We need to consider both the nature of the material and the nature of sunlight in order to understand the operation of a PV cell. Solar cells consist of two types of material, first often p-type silicon and secondly n-type silicon. Wavelengths o f a certain lights able to ionize the atoms in the silicon and the internal field produced by the junction separates some of the positive charges (holes) from the negative charges (electrons) within the photovoltaic device. The holes are swept into the positive layer and the electrons are swept into the negative layer. Although these opposite charges are attracted to each other, because of the internal potential energy barrier most of them can only rejoin by passing through an external circuit outside the material. Therefore if a circuit is made, power can be produced from the cells with lighting, so the free electrons have to pass through the load to rejoin with the positive holes.

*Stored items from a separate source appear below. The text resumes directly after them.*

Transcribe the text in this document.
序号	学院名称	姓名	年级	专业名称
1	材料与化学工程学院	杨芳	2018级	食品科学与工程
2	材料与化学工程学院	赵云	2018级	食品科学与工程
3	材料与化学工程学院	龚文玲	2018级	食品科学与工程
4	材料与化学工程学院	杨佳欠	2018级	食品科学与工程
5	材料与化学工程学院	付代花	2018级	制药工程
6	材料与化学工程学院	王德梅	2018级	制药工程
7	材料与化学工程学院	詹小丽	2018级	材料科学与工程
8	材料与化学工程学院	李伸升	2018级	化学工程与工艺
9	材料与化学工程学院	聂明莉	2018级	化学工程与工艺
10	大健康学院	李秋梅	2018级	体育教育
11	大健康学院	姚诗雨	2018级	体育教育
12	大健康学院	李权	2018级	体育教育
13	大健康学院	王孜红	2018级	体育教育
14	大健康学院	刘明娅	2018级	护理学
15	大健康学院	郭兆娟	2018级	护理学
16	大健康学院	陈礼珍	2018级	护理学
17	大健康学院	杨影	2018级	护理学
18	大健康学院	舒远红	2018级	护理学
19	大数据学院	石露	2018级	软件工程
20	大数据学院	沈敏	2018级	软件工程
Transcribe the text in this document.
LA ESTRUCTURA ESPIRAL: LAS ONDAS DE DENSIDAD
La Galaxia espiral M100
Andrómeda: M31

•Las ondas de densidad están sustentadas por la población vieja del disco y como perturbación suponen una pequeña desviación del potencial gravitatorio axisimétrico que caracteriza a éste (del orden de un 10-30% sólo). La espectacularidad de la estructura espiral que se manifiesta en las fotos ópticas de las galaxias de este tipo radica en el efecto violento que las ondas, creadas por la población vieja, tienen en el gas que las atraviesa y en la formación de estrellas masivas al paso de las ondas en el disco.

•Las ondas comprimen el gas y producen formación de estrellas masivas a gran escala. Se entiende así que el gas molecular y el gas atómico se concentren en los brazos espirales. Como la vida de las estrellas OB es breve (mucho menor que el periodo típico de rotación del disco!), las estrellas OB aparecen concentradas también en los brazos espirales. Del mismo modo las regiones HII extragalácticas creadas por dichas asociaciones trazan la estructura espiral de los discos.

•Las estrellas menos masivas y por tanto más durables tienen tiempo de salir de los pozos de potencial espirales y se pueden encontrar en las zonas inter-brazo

The power gained from a PV device is regulated by;
1-First, the type and area of the material,
2- Second, the wavelength of the sunlight,
3- Third the intensity of the sunlight.
Single crystal silicon solar cells can not convert more than 25% of the solar energy into electricity, because of the radiation in the infrared region of the electromagnetic spectrum does not have enough energy to separate the positive and negative charges in the material. Because of the higher internal energy losses than a single crystal silicon, polycrystalline silicon solar cells have an efficiency of less than 20% and amorphous silicon cells are presently about 10% efficient. A typical single crystal silicon PV cell of 100cm2 can produce about 1.5 watts of power at 0.5 volts DC and 3 amps under full sunlight (1000wm-2 ) . The power output of the cell is directly proportional to the intensity of the sunlight. It means for example, if the intensity of the sunlight is halved the power will also be halved. Another important feature of PV cells is that the voltage of the cell does not depend on its size, and remains fairly constant with changing light intensity. However, the current in a device is almost directly depend to light intensity and size. When we look different sized cells, we need to record the current density, or amps per square centimeter of cell area. To increase the power output of a solar cell, it should keep the PV device directly facing the sun, or by concentrating the sunlight using lenses or mirrors. However, there are limits to this process, due to the complexity of the mechanisms, and the need to cool the cells. Temperature affects the voltage. The current output is relatively constant at higher temperatures, but the voltage is reduced, leading to a drop in power as the cell temperature is increased.